Restrict the number of variables in the storms data set to the following: name, year, category, and wind. Rename the year column to Year (capitalize) so that it is consistent with the Temperature data set. Convert the “category” column to a number using the as.numeric function.

Finally, group the data set by the name of the storm and summarize the data. Let Year be the starting year of the storm, category is the highest category, wind is the average wind speed, and duration is the number of observations associated with each storm.

What happened to the “category” column when it was converted to a number? How can you correct it?

(See Section 4.1 for cleaning the data & 4.2 for summarizing it. You can use levels(x) to see the different categories of categorical variable x.)

## Cleaning Storms


# renaming columns
#StormsRestricted <- storms %>%
#  select(name, Year = year, category, wind)


# converting category to a number 
#StormsRestricted$category <- as.numeric(StormsRestricted$category)
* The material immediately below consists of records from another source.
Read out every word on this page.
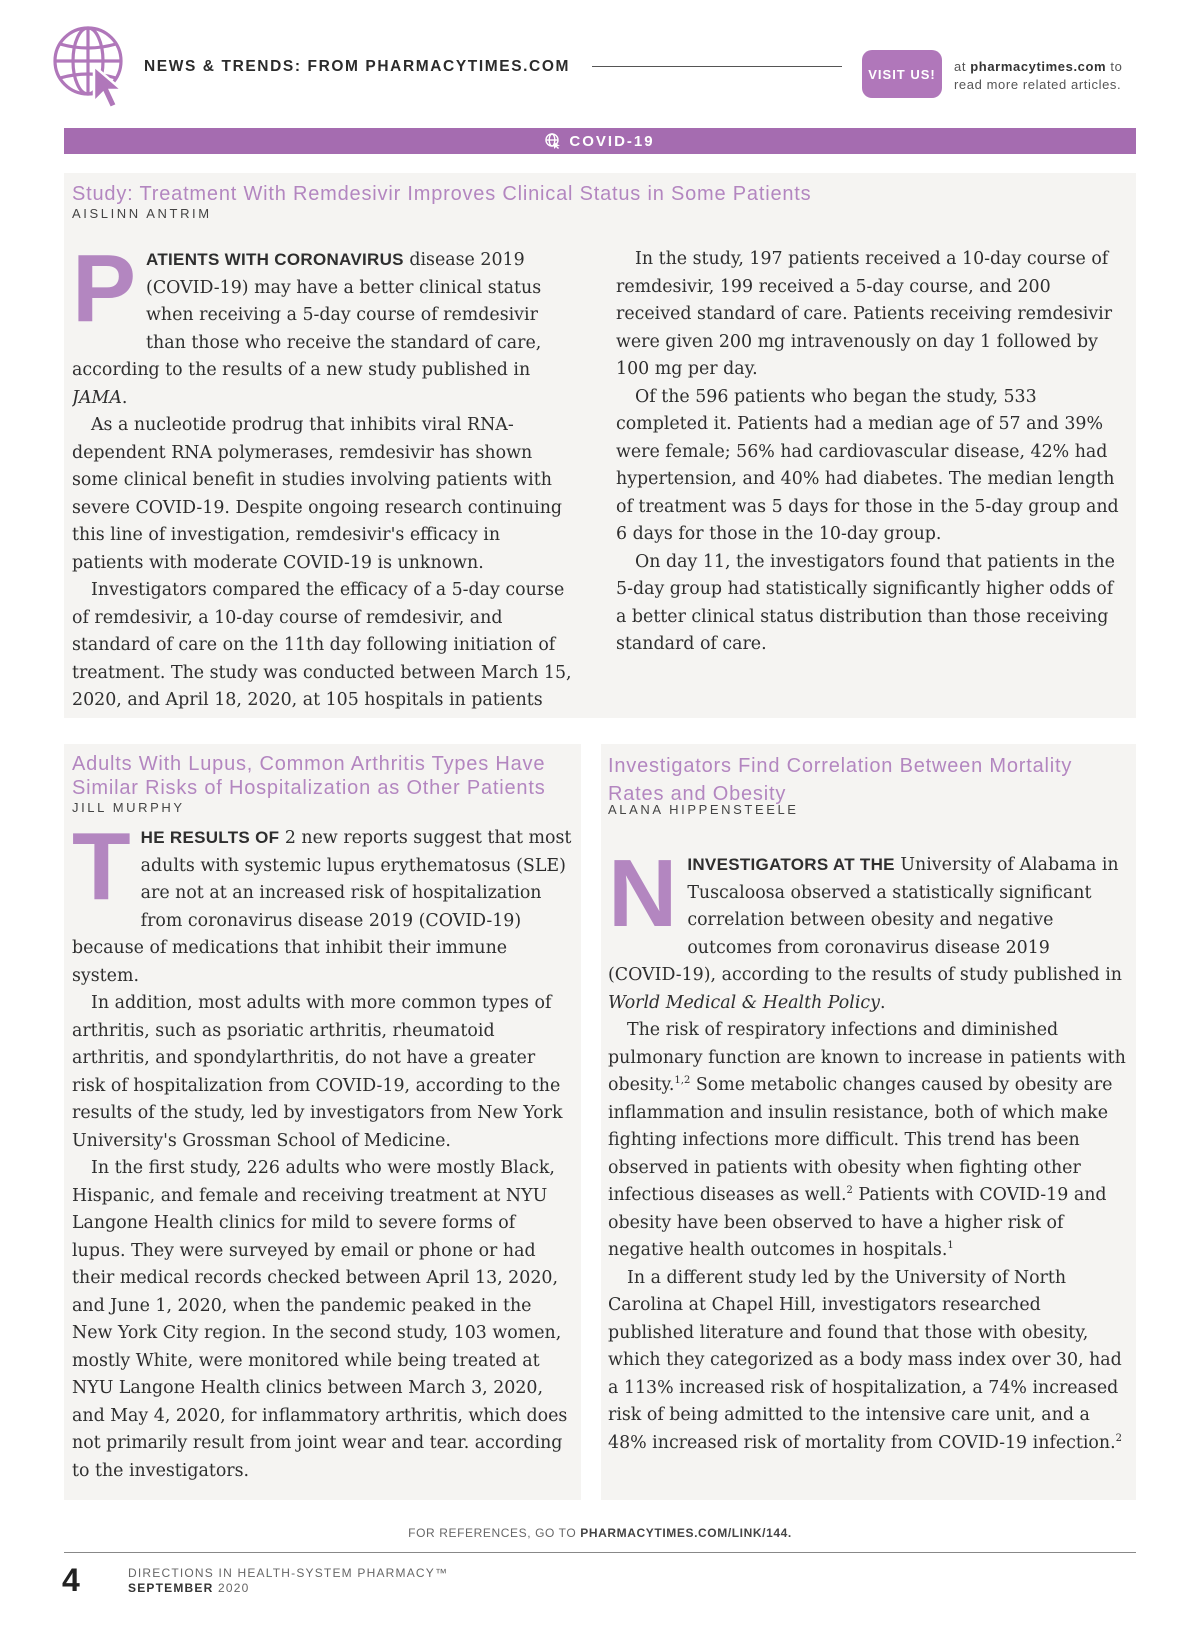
NEWS & TRENDS: FROM PHARMACYTIMES.COM	VISIT US!	at pharmacytimes.com to
read more related articles.
COVID-19
Study: Treatment With Remdesivir Improves Clinical Status in Some Patients
AISLINN ANTRIM

PATIENTS WITH CORONAVIRUS disease 2019 (COVID-19) may have a better clinical status when receiving a 5-day course of remdesivir than those who receive the standard of care, according to the results of a new study published in JAMA.

As a nucleotide prodrug that inhibits viral RNA-dependent RNA polymerases, remdesivir has shown some clinical benefit in studies involving patients with severe COVID-19. Despite ongoing research continuing this line of investigation, remdesivir's efficacy in patients with moderate COVID-19 is unknown.

Investigators compared the efficacy of a 5-day course of remdesivir, a 10-day course of remdesivir, and standard of care on the 11th day following initiation of treatment. The study was conducted between March 15, 2020, and April 18, 2020, at 105 hospitals in patients

In the study, 197 patients received a 10-day course of remdesivir, 199 received a 5-day course, and 200 received standard of care. Patients receiving remdesivir were given 200 mg intravenously on day 1 followed by 100 mg per day.

Of the 596 patients who began the study, 533 completed it. Patients had a median age of 57 and 39% were female; 56% had cardiovascular disease, 42% had hypertension, and 40% had diabetes. The median length of treatment was 5 days for those in the 5-day group and 6 days for those in the 10-day group.

On day 11, the investigators found that patients in the 5-day group had statistically significantly higher odds of a better clinical status distribution than those receiving standard of care.

Adults With Lupus, Common Arthritis Types Have Similar Risks of Hospitalization as Other Patients
JILL MURPHY

THE RESULTS OF 2 new reports suggest that most adults with systemic lupus erythematosus (SLE) are not at an increased risk of hospitalization from coronavirus disease 2019 (COVID-19) because of medications that inhibit their immune system.

In addition, most adults with more common types of arthritis, such as psoriatic arthritis, rheumatoid arthritis, and spondylarthritis, do not have a greater risk of hospitalization from COVID-19, according to the results of the study, led by investigators from New York University's Grossman School of Medicine.

In the first study, 226 adults who were mostly Black, Hispanic, and female and receiving treatment at NYU Langone Health clinics for mild to severe forms of lupus. They were surveyed by email or phone or had their medical records checked between April 13, 2020, and June 1, 2020, when the pandemic peaked in the New York City region. In the second study, 103 women, mostly White, were monitored while being treated at NYU Langone Health clinics between March 3, 2020, and May 4, 2020, for inflammatory arthritis, which does not primarily result from joint wear and tear. according to the investigators.

Investigators Find Correlation Between Mortality Rates and Obesity
ALANA HIPPENSTEELE

NINVESTIGATORS AT THE University of Alabama in Tuscaloosa observed a statistically significant correlation between obesity and negative outcomes from coronavirus disease 2019 (COVID-19), according to the results of study published in World Medical & Health Policy.

The risk of respiratory infections and diminished pulmonary function are known to increase in patients with obesity.$^{1,2}$ Some metabolic changes caused by obesity are inflammation and insulin resistance, both of which make fighting infections more difficult. This trend has been observed in patients with obesity when fighting other infectious diseases as well.$^2$ Patients with COVID-19 and obesity have been observed to have a higher risk of negative health outcomes in hospitals.$^1$

In a different study led by the University of North Carolina at Chapel Hill, investigators researched published literature and found that those with obesity, which they categorized as a body mass index over 30, had a 113% increased risk of hospitalization, a 74% increased risk of being admitted to the intensive care unit, and a 48% increased risk of mortality from COVID-19 infection.$^2$

FOR REFERENCES, GO TO PHARMACYTIMES.COM/LINK/144.
4	DIRECTIONS IN HEALTH-SYSTEM PHARMACY™
SEPTEMBER 2020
# group by name and summarize
#StormSummarized <- StormsRestricted %>%
#  group_by(name) %>%
#  summarize(
#    Year = min(Year),
#    category = max(category),
 #   wind = mean(wind),
 # )


# print(StormSummarized)

DISCUSS HERE

5. Combining Data

Trim the temperature data set created in question 2, then join it to the storms data set created in question 4 by the year. Perform 2 linear regressions. The first regression should have category as the \((y)\) variable and Temperature as the \((x)\) variable. The second regression should also include wind and duration as \((x)\) variables.

Discuss the relationships.

(See Section 4.3 on joining data sets & Sections 4.4-5 for linear regression.)

## Filtering and Joining Code

# Trim Dataset
#TrimmedTemperature <- TemperatureLong %>%
#  select(Year, Month, Temperature)

# Join temperature and storms data sets
#JoinedData <- left_join(TrimmedTemperature, StormSummarized, by = "Year")

## Regression 1 Code

# Category as Y and Temperature as X
#RegressionCategoryTemp <- lm(category ~ temperature, data = JoinedData)

The Temperature p value helps determine if the relationship is statistically significant. The coefficient represents the change in category related to a change in temperature.

## Regression 2 Code

# also including wind and duration as X
# RegressionCategoryMultiple <- lm(category ~ temperature + wind + duration, data = JoinedData)

Added wind and duration to the regression. The coefficients for temperature and wind and duration represent the change related to category.